Precision, recall, f-measure values of various algorithms on the MIPS dataset

Fig. 5.

Precision, recall, f-measure values of various algorithms on the Krogan dataset

We use functional enrichment analysis to validate the biological significance of methods. We calculate the p-value of detected complexes whose size are greater than or equal to 3. A complex is considered significant when its p-value is less than 0.01.

Table 2 lists the number and percentage of the identified complexes whose p-value is in the range of <E−10, [E−10, E−5), [E−5, 0.01),  >=0.01. Table 2 shows the comparison of the functional enrichment of complexes detected by CA-ACO, MCL, CORE and ClusterONE on DIP, MIPS and Krogan datasets. As shown in Table 2, we can obtain the number of predicted protein complexes by various methods on different datasets. The percentage and the amount of the predicted protein complexes with p-value fall into corresponding intervals. The percentage of complexes whose p-value is greater than 0.01 in predicted complexes by CA-ACO algorithm is the smallest. So, most of the predicted protein complexes by CA-ACO are meaningful.

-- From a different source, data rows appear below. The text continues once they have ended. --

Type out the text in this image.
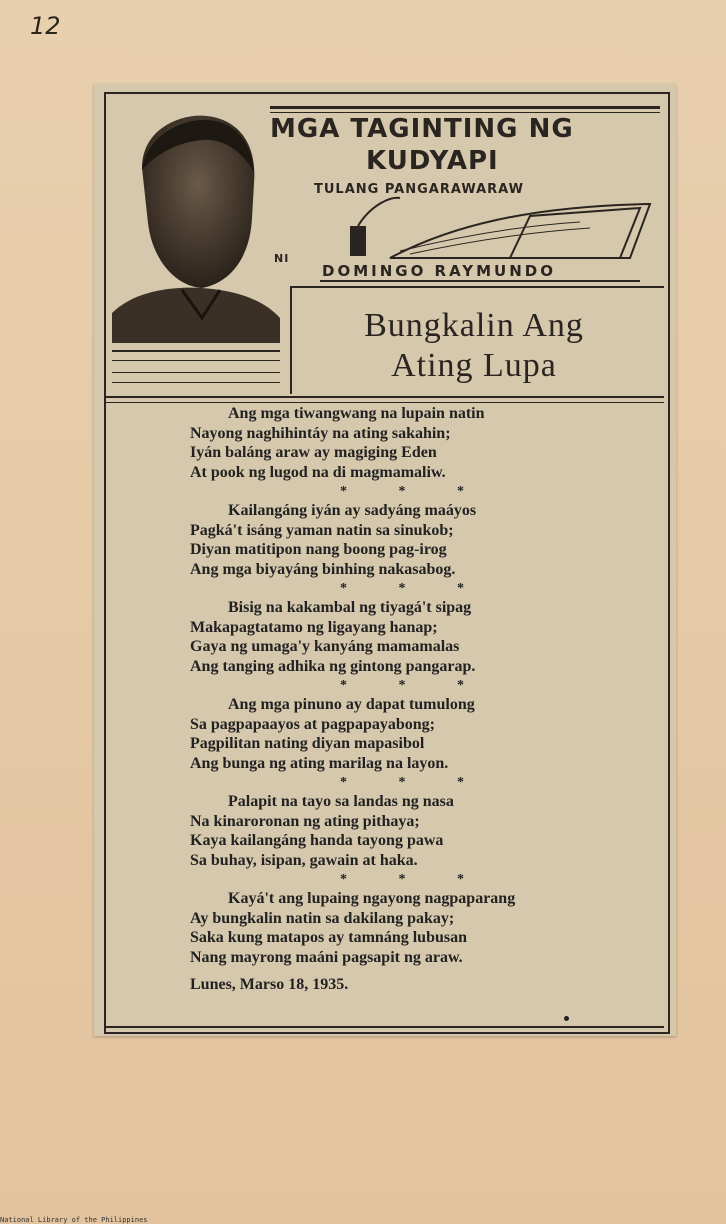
12
MGA TAGINTING NG
KUDYAPI
TULANG PANGARAWARAW
NI
DOMINGO RAYMUNDO
Bungkalin Ang
Ating Lupa
Ang mga tiwangwang na lupain natin
Nayong naghihintáy na ating sakahin;
Iyán baláng araw ay magiging Eden
At pook ng lugod na di magmamaliw.
* * *
Kailangáng iyán ay sadyáng maáyos
Pagká't isáng yaman natin sa sinukob;
Diyan matitipon nang boong pag-irog
Ang mga biyayáng binhing nakasabog.
* * *
Bisig na kakambal ng tiyagá't sipag
Makapagtatamo ng ligayang hanap;
Gaya ng umaga'y kanyáng mamamalas
Ang tanging adhika ng gintong pangarap.
* * *
Ang mga pinuno ay dapat tumulong
Sa pagpapaayos at pagpapayabong;
Pagpilitan nating diyan mapasibol
Ang bunga ng ating marilag na layon.
* * *
Palapit na tayo sa landas ng nasa
Na kinaroronan ng ating pithaya;
Kaya kailangáng handa tayong pawa
Sa buhay, isipan, gawain at haka.
* * *
Kayá't ang lupaing ngayong nagpaparang
Ay bungkalin natin sa dakilang pakay;
Saka kung matapos ay tamnáng lubusan
Nang mayrong maáni pagsapit ng araw.
Lunes, Marso 18, 1935.
National Library of the Philippines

These illustrate that our proposed algorithm is competent to identified significant protein complexes in dynamic PPI networks.

Table 2. Functional enrichment analysis of complexes detected on DIP, MIPS and Krogan dataset

4 Conclusions

Many of the current methods predicting protein complexes are running in a static PPI network, which ignoring the dynamic properties of the PPI network and the inherent organization of the protein complex. In this paper, we proposed a novel method for detecting protein complexes in dynamic protein interaction networks, CA-ACO, which is based on the core-attachment structure of protein complexes. We compare the performance of the CA-ACO algorithm with other state-of-the-art methods in DIP, MIPS and Krogan dataset. Experimental results show that CA-ACO algorithm is obviously superior to other methods. In addition, the shift from static PPI networks to dynamic PPI networks is important to analyze the biological significance of complexes identified from PPI networks. In the future, we will further optimize our algorithm to improve the efficiency of algorithm and the effect of biological research.